Thank You Letters Speak Volumes About You
While some in the new millennium might think that the classic after-interview thank you letter has gone the way of buggy whips or bonnets, think again. Given the highly competitive job market, simple, classic touches like the seemingly antiquated thank you notes can speak volumes about you to a potential employer.
- Professionalism. Employers are constantly looking for those with the “softer skills” – people skills. A well-written thank you letter shows you have the people skills to follow up and connect with a contact.
- Communication skills. There are a few key skill sets that employers typically say are most important skill sets to have. Being able to write and speak effectively is one. (Guess what the other is? See above.)
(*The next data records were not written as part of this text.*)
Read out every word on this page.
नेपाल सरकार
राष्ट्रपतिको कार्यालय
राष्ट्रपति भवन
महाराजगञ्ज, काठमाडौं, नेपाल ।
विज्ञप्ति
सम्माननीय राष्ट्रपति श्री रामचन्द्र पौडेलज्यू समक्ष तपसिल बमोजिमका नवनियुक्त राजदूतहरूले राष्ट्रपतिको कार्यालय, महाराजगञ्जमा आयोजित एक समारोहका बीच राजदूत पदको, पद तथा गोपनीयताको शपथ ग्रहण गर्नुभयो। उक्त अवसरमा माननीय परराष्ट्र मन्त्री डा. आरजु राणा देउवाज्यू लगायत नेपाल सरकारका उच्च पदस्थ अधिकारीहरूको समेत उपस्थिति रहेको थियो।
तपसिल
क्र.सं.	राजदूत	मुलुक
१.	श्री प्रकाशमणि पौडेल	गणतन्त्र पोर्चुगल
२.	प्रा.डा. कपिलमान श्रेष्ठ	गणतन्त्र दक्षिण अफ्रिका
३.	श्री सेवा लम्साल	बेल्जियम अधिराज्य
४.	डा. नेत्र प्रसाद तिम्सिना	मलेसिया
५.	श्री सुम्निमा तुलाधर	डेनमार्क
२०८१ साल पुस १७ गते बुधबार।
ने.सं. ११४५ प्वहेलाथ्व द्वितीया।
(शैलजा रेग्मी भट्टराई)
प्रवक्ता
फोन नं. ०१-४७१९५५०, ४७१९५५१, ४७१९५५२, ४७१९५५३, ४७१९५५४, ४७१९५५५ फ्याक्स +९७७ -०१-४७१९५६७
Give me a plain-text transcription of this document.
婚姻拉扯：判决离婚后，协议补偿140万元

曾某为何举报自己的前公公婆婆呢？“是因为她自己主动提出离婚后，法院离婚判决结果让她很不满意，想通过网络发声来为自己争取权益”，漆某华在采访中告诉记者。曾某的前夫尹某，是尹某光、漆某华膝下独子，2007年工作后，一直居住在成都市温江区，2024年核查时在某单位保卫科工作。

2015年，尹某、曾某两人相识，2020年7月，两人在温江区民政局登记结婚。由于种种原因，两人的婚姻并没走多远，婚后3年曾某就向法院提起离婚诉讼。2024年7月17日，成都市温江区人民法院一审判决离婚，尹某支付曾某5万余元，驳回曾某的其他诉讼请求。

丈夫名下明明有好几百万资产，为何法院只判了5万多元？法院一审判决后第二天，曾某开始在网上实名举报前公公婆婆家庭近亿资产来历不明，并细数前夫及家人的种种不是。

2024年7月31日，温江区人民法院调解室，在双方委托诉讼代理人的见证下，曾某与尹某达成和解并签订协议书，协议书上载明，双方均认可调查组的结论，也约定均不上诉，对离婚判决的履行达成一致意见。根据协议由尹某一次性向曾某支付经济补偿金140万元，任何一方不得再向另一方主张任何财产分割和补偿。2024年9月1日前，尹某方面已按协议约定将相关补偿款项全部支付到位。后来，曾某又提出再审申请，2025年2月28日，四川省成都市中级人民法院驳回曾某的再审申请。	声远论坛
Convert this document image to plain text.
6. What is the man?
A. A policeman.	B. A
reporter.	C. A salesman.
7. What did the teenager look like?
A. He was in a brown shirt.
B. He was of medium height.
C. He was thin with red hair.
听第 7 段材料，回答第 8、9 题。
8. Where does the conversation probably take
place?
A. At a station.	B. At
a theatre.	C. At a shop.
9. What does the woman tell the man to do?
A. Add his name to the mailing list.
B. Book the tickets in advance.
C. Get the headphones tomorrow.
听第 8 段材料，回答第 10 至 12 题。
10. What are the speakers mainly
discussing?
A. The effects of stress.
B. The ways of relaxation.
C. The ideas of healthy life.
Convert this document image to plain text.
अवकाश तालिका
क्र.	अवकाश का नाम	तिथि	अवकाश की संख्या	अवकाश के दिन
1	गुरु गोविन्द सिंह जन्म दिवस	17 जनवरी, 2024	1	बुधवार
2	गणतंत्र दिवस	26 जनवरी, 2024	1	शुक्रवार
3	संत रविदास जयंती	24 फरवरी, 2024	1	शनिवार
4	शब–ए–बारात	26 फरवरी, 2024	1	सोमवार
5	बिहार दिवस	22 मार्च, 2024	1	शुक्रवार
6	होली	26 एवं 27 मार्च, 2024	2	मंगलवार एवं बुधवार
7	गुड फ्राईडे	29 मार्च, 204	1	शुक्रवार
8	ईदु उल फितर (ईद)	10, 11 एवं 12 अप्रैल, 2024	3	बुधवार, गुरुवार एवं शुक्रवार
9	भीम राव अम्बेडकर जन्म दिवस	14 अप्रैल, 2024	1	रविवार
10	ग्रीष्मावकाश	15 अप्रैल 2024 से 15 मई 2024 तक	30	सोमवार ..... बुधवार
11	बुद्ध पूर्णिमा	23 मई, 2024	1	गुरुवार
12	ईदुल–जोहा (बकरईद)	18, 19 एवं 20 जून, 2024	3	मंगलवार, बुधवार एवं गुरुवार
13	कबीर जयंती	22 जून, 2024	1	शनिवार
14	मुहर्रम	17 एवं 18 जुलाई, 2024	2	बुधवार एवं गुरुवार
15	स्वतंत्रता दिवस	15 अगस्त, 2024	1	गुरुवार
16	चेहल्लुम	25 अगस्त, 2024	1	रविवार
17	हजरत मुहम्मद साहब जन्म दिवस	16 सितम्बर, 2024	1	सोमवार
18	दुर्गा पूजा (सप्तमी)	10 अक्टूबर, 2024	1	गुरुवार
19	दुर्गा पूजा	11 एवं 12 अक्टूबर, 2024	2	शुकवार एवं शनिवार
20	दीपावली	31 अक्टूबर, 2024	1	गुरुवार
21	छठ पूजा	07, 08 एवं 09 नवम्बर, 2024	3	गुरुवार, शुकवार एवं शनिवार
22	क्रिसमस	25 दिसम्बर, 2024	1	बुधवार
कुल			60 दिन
- Manners matter. While we all might not be referring to Emily Post or Miss Manners these days, manners still matter. Saying “thank you” for even the opportunity to interview for their coveted job shows you get it: you were given an opportunity to prove yourself.
- The last impression is a lingering one. We always talk about how “you never get a second chance to make a good first impression.” But equally important is that “last impression.” Your thank you letter – sent immediately – is your chance to not just thank the hiring manager but also a chance to sell yourself again.
- Eagerness. Some people think that “eagerness” is akin to “desperate.” And that could be true in some instances. But given the job market – it’s not a bad thing to show that you are truly enthusiastic about the opportunity and ready to jump in. Employers can hire for skill sets; but it’s hard to teach enthusiasm.
- Reminder of skill sets. Your thank you letter should NOT be the staid, canned thank you note. This is your opportunity to recap the conversation, demonstrate you heard and understood what the hiring manager was saying, and reiterate you are the ideal candidate because of your amazing skills and experiences. Not only does this demonstrate key skills such as information integration, listening skills, and selling skills, you are also highlighting your problem-solving skills (another one of the top skill sets all employers are looking for).
- Proof Reading. Make sure you proof read your thank you letter just as well as you do your resume or cover letter. Such evidence shows the care, consideration and attention to detail that every employer can appreciate.
- The Differentiator. According to some studies, less than 4% of applicants follow up with a thank you note, so if it comes down to a tie between you and someone else, no hiring manager is going to ignore a detail like who sent the thank you note and who didn’t. Don’t give them a reason to eliminate you.
There’s really no good reason not to say thank you. And you’d be surprised just how many people forget to do so – even in such vital situations as job interviews. Going this extra step in the interview process may just take you across the finish line in the race to get your next job.